Rznomicsは19日、肝がん治療薬候補RZ-001の中間臨床結果を米国癌学会(AACR)で公表すると明らかにした。臨床試験は、これまで全身療法の既往がない肝細胞がん患者などを対象に実施され、この肝がん治療薬候補は免疫腫瘍薬のatezolizumabおよびbevacizumabとの併用で投与された。
RZ-001は、がん細胞に現れるテロメラーゼ・メッセンジャーリボ核酸(mRNA)を切断し、これを治療用RNAへと変換することで、がん細胞死を誘導する。その結果、患者では腫瘍縮小反応が認められた。約23%では、がん細胞の完全消失がみられた。
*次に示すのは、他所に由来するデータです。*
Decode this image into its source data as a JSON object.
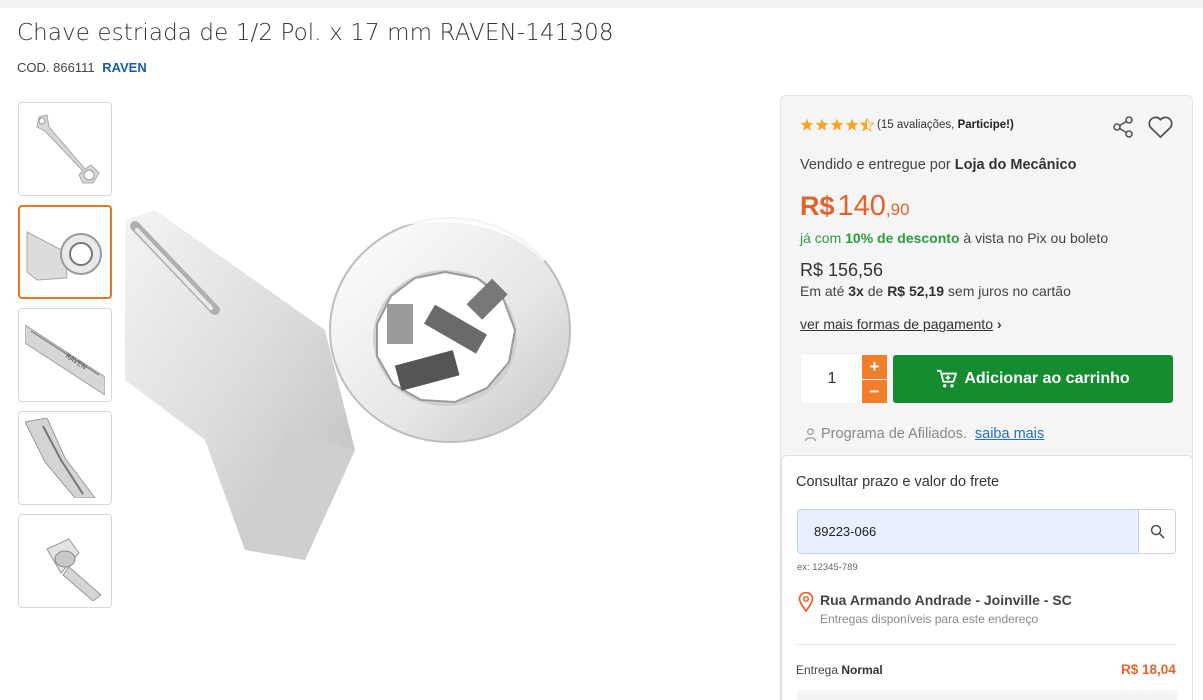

Rznomicsは、RNA編集技術を有する遺伝子治療企業であり、難治性疾患を引き起こすRNAを除去し、治療物質を含むRNAを発現させる技術を保有していると説明した。Rznomicsの肝がん治療薬候補は、米国食品医薬品局(FDA)から希少疾病用医薬品の指定を受けた。この制度は希少疾患治療薬の円滑な開発を支援するもので、同社は優先審査、税額控除、申請手数料の免除、最長7年間の市場独占権といった優遇措置を受けることができる。
同社は、学会での口頭発表において、さらに更新された臨床結果を提示する予定だとした一方、今回の結果は中間所見であるため、過度な解釈は避ける必要があると述べた。